しかしながら、他の相続人がいれば、放棄した借金は、残る相続人が背負うことになってしまいます。
自分が免れた借金の督促も、今度は次の順位の相続人が受けることになるのです。
このため、他の相続人への配慮として、自分が相続放棄したことを連絡する必要があります。
相続放棄したことが自動的に連絡されるわけではないため、たとえ疎遠になっているような場合でも、円満な解決を心がける配慮が大切です。
相続財産の管理責任
放棄した相続人は、無条件に相続財産と無関係になることはできません。
「放棄によって相続人となった者が相続財産の管理を始めることができるまで、自己の財産におけるのと同一の注意をもって、その財産の管理を継続しなければならない」
との民法の規定が根拠です。
相続放棄が認められても、次の相続人や相続財産管理人が決まるまでは、遺産を自分の財産同様に注意を払って管理する義務が残ります。

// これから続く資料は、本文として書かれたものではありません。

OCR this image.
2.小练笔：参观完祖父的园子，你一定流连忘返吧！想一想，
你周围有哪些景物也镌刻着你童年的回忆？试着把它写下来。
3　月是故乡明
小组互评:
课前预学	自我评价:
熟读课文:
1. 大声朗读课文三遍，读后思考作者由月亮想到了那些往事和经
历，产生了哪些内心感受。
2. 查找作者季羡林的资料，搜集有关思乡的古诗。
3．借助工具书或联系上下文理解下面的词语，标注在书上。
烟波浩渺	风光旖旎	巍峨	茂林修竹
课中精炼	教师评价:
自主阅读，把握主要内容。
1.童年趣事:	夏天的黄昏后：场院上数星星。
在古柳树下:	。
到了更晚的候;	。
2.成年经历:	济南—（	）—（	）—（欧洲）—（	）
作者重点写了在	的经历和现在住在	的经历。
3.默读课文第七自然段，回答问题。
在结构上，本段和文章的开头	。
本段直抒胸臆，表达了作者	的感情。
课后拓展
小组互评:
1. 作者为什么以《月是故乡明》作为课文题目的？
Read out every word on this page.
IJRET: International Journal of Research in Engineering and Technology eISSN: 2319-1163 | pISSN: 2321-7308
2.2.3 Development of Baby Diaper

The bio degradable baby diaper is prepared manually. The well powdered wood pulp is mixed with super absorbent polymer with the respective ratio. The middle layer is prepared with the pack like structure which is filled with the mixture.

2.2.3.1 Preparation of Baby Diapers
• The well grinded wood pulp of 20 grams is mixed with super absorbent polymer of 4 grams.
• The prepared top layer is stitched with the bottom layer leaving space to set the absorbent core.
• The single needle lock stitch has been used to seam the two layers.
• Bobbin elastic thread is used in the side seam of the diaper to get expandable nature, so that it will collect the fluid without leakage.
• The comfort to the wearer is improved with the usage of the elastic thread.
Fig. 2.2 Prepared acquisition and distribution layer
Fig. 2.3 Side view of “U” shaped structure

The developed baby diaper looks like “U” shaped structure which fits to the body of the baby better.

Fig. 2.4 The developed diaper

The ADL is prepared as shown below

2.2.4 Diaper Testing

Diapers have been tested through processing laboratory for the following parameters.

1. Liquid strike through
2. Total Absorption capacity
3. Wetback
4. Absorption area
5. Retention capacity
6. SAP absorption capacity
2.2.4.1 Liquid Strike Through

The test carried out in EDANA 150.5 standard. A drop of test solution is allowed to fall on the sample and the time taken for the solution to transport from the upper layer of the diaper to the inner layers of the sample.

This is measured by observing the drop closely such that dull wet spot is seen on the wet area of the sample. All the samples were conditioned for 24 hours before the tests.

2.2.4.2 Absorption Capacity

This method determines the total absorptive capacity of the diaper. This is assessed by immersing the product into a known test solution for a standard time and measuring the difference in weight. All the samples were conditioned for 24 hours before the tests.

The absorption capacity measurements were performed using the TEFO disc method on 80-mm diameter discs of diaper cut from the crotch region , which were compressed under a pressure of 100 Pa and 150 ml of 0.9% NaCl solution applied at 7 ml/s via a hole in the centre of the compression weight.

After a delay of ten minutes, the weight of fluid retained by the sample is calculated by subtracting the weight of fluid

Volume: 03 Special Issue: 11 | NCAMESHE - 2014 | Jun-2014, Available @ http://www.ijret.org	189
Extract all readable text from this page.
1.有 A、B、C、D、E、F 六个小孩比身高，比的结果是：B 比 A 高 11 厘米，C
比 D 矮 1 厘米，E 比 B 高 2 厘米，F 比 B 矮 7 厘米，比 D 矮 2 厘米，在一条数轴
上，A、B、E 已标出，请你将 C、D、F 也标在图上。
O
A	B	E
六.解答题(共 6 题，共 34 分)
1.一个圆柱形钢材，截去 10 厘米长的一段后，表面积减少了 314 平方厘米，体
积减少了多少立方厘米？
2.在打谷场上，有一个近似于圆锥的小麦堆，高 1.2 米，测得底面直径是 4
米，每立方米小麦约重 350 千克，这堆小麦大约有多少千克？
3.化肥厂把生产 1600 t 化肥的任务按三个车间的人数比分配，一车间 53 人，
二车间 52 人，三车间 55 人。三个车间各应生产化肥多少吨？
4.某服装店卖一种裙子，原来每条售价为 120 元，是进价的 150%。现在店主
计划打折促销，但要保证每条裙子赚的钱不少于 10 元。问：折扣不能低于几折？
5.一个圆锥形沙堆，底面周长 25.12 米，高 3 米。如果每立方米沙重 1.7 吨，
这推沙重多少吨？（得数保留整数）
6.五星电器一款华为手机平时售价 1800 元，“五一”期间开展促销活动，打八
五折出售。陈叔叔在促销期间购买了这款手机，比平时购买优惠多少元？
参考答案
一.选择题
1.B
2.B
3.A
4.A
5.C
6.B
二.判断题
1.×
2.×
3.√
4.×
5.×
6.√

たとえば、被相続人名義の自宅があれば、火事や不審者の侵入、隣家への迷惑防止などについて管理する責任を負うことになります。
撤回は認められない
相続放棄の申し立てを行い、認められた後の撤回は、例外を除いて認められません。
相続財産を調べた結果、相続放棄が認められた後で、被相続人に多額の財産があることがわかったとしても、その財産を相続することは、基本的にできません。
撤回が認められるのは、他の相続人からの強要や脅迫によって相続放棄を強いられた場合など、例外的なケースに限定されます。
まとめ
突然発生する相続では、被相続人の遺産を正確に把握することが難しいケースも多いのが実態です。
特に、会社経営を行っていたような場合は、債権者からの連絡によって、はじめて多額の借金や負債などの存在を知らされることが一般的です。
逆に、あとから多額の財産があることが判明することもあり、相続放棄を判断する際は、適切な財産調査を行うことも重要なポイントです。
確実に負債が大きい相続なら、相続人全員で協力して放棄手続きを行うことにより、負の遺産から解放されることができるでしょう。